Activating an iPhone



The iPhone is not a regular mobile phone. An iPod-cellphone hybrid, it is a fully-featured hand-held computer, and one that in its second edition, 3G-compatible form and later, is heavily subsidised by the network operators to tempt you into signing up for a monthly contract. That is why the pay-as-you-go version is so much more expensive.

Times have changed

However, many buyers of the first iPhone took one home without ever intending to sign up with the O2, network contract, realising that if they could find a way to crack the iPhone's software protection — which supposedly stopped it working if you didn't sign up — they would have bought themselves something that looked like an iPod touch and cost about the same, but was massively more powerful. Better still, because they had never inked their name on the bottom of a contract, it cost no more to run.
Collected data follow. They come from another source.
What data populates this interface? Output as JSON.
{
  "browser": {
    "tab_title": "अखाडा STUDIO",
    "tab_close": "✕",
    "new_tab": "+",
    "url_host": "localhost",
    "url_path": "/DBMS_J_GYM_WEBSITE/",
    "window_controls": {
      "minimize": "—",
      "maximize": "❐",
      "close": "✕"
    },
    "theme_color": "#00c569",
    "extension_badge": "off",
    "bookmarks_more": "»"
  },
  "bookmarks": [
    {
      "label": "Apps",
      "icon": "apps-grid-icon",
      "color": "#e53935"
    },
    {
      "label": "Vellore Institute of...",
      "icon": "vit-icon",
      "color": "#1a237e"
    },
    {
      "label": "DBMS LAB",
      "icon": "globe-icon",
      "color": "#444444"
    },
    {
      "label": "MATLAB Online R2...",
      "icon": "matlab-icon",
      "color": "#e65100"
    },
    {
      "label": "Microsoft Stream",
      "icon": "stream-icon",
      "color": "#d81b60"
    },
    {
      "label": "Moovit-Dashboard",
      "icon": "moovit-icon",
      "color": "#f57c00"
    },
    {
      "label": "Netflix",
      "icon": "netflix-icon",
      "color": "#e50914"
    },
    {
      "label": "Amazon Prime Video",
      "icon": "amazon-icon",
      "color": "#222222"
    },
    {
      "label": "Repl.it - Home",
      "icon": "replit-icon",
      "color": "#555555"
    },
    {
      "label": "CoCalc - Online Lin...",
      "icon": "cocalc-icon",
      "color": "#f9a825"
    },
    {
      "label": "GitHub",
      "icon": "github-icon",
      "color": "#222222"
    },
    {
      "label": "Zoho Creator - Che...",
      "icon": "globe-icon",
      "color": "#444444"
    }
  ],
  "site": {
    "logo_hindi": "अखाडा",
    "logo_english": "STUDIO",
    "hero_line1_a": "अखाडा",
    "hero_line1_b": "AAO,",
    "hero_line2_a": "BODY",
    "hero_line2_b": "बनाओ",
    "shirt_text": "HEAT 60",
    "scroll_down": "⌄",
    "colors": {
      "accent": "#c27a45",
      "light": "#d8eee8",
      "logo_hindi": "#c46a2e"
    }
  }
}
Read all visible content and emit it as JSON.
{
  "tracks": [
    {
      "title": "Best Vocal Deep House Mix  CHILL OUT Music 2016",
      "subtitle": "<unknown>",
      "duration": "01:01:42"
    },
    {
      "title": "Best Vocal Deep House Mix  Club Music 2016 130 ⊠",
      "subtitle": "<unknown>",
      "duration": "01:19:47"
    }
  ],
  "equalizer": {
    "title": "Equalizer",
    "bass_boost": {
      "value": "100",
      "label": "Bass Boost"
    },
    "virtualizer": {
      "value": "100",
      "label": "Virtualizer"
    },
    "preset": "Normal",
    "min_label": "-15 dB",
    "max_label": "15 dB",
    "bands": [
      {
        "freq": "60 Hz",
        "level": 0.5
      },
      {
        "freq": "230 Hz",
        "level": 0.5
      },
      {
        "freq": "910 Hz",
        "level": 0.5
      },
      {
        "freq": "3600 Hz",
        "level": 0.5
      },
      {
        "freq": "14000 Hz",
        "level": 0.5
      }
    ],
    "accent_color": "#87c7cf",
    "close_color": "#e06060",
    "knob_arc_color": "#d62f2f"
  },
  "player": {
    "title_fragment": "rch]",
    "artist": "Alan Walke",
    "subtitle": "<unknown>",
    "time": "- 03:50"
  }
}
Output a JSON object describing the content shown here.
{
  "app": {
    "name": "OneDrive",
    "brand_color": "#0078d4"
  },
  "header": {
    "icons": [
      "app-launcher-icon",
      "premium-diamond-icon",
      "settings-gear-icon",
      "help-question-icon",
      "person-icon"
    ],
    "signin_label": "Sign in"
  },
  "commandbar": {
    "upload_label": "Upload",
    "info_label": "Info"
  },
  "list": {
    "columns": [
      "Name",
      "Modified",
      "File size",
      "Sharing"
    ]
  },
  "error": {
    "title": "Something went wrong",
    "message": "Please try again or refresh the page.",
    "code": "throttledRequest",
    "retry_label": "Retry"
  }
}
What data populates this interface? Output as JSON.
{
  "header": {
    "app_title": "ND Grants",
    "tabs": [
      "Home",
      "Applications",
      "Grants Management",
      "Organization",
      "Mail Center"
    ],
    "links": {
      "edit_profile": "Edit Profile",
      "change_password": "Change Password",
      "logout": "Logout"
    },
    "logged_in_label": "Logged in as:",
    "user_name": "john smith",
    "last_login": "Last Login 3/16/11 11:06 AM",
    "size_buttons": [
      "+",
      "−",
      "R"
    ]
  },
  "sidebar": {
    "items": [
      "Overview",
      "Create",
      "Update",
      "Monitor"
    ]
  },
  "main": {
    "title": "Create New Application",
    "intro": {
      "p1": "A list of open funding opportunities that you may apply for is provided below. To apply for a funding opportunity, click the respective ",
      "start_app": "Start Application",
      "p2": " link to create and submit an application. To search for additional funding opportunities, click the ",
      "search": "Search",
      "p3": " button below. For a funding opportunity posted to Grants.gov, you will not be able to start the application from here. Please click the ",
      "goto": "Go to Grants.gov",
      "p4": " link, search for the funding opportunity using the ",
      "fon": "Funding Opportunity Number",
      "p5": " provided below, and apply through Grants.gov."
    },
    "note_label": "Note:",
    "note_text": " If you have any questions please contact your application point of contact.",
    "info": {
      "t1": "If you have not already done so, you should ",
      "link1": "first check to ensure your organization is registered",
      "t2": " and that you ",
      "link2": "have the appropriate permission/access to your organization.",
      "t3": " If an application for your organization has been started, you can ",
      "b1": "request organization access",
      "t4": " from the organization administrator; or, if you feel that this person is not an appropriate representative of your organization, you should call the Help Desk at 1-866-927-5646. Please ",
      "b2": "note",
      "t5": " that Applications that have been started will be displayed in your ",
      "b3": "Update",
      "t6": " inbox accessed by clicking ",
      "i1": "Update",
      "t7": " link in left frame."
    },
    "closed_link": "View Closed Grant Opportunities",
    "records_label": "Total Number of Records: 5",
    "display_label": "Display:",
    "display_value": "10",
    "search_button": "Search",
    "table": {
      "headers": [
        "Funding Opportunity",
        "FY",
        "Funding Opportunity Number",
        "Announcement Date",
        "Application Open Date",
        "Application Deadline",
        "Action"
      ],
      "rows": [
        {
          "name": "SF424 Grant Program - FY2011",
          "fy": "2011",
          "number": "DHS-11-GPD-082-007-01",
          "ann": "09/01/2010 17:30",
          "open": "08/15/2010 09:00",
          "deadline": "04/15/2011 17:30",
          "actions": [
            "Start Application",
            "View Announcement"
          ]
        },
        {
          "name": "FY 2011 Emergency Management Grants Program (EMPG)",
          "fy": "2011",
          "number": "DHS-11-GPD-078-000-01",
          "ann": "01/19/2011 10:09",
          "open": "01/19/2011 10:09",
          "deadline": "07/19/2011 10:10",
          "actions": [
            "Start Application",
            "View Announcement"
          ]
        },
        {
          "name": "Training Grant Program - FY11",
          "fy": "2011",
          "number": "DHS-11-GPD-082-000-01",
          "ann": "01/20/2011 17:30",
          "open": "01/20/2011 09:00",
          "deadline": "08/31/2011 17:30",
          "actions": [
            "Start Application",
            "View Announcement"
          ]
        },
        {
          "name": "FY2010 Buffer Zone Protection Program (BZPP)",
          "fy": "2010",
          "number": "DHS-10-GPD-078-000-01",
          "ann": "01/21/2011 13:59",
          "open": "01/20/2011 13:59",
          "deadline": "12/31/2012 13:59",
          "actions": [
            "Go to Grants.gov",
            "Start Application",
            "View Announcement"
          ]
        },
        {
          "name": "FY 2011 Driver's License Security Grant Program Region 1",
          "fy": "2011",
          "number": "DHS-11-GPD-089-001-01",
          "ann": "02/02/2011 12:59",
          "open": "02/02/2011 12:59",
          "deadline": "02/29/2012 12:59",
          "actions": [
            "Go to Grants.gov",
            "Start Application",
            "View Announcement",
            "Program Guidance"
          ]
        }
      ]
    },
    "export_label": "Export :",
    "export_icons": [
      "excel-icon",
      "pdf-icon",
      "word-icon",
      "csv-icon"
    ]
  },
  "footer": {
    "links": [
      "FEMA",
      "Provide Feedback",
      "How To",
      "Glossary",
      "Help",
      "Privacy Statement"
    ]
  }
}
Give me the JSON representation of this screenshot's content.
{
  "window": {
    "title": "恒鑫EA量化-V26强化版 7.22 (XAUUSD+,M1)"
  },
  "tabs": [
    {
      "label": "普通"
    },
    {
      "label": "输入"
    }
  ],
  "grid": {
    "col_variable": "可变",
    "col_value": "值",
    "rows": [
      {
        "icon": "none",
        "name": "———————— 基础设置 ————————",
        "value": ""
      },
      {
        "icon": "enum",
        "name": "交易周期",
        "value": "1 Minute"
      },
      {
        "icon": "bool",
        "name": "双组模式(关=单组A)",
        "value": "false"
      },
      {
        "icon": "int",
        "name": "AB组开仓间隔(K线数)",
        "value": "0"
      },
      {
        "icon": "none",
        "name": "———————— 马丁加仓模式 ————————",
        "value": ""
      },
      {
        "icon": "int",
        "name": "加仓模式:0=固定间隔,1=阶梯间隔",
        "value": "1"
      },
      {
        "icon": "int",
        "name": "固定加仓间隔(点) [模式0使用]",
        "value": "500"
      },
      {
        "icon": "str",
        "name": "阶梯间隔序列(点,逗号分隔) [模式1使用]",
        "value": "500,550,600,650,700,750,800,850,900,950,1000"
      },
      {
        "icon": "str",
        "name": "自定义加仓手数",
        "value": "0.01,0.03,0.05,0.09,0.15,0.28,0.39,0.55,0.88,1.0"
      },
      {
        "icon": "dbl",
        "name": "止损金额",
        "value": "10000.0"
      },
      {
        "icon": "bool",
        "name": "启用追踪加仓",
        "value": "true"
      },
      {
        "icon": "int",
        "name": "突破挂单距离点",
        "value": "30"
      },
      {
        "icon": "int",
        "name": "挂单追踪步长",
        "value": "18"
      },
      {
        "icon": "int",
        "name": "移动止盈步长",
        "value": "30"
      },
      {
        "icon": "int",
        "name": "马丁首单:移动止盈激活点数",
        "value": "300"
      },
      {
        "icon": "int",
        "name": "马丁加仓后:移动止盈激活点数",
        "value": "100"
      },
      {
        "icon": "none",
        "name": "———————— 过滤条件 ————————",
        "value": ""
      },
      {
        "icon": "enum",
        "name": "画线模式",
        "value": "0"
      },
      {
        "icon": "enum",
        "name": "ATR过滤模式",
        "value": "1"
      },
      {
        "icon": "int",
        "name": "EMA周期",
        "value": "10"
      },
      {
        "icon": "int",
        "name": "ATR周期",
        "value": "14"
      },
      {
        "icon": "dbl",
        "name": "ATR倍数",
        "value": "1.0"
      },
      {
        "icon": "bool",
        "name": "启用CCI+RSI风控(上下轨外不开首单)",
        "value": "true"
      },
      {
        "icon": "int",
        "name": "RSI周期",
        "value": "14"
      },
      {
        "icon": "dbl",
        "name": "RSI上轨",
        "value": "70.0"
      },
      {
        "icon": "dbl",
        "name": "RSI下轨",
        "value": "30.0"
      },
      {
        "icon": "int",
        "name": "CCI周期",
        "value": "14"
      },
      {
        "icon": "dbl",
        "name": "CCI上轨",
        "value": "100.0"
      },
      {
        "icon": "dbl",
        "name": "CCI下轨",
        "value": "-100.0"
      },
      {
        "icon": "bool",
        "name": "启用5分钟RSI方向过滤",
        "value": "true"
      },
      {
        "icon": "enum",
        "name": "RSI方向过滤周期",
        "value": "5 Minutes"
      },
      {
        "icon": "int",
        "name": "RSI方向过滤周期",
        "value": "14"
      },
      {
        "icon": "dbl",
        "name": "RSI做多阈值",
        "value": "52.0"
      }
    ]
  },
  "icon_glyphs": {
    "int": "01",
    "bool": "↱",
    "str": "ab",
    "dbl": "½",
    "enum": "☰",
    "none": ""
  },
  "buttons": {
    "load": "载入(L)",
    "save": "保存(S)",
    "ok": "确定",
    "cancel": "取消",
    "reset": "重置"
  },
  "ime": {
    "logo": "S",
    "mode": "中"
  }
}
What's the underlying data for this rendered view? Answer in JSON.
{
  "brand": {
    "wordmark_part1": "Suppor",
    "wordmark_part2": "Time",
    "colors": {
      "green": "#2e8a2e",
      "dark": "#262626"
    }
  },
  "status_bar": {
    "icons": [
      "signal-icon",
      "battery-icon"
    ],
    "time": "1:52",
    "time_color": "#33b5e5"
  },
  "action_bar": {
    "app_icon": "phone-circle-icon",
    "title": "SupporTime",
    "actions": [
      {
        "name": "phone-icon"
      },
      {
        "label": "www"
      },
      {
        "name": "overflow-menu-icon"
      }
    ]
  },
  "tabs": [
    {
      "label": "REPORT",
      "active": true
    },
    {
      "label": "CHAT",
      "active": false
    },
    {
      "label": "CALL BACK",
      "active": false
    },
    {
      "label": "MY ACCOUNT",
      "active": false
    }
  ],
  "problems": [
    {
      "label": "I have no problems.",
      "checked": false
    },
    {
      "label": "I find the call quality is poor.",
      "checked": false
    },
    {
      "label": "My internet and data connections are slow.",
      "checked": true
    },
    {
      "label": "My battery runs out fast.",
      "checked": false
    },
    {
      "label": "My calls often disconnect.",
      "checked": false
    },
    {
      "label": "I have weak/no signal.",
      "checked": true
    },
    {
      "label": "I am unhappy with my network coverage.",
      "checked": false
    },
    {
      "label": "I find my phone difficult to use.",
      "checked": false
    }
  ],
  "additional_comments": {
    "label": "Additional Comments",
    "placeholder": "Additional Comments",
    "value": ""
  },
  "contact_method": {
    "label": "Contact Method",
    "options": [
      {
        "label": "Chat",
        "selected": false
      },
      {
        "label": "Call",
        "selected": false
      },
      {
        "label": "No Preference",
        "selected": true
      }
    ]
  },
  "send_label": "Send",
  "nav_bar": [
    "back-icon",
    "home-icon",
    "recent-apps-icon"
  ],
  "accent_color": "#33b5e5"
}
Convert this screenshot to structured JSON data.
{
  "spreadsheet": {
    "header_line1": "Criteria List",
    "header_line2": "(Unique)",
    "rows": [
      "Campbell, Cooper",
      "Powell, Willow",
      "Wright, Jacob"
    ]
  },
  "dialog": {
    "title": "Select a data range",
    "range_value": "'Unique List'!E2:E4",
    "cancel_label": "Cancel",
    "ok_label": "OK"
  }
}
The software that made this possible was quick to appear, and easy to implement. As a result, first-generation iPhones can now be found running on pretty much any network you care to name, and in some cases no network at all.

This was less of a problem with the original iPhone as it was not subsidised, and buyers paid the full price for each one, so while the networks were losing out on contract revenues, they were at least recouping all of their costs on the hardware itself. However, that is not the case with the iPhone 3G with both Apple and the networks implementing measures to make sure that nobody can buy and use an iPhone without activating it. It is now impossible to walk out of a store with one unless you have already passed the necessary credit checks and taken out an 18-month deal, which costs between £30 and £75 a month depending on how many bundled texts and talk-time minutes you choose to take. As such, every iPhone is locked — in theory — into the network partner in each country in which it is sold.

The question remains why anyone would want to buy an iPhone without a contract, considering you will have to pay not only for the number of minutes you use it for voicecalls, cough up for every text you send and even pay for the data you transfer over the various mobile networks, which is arguably the iPhone's most compelling feature. However, in some countries it is illegal to sell mobile phones tied to a network, so Apple has chosen to roll out a pay-as-you-go alternative as a convenient workaround even in those countries where regular contracted phones pose no legal headaches.    









The best contract for you

To work out whether pay-as-you-go or an 18- or 24-month contract is best for you, pick the monthly deal you feel most closely matches your needs and multiply the cost by 18 or 24 to cover the life of the contract. Add to that the cost of your chosen iPhone that comes with the contract and then subtract the cost of the standalone iPhone on pay-as-you-go. The remaining balance is what you would have available to spend over the next year and a half on calls, text and data transfer before rejecting the idea of a contract becomes financially disadvantageous.

For comparison, divide that balance by 18 and, if it is still more than you pay on your current contract, it may be worthwhile opting for pay-as-you-go rather than a contract, so long as you remember that your current contract may not include data charges, which you will almost certainly incur with an iPhone once you get used to the idea of having email and the web in your pocket 24 hours a day.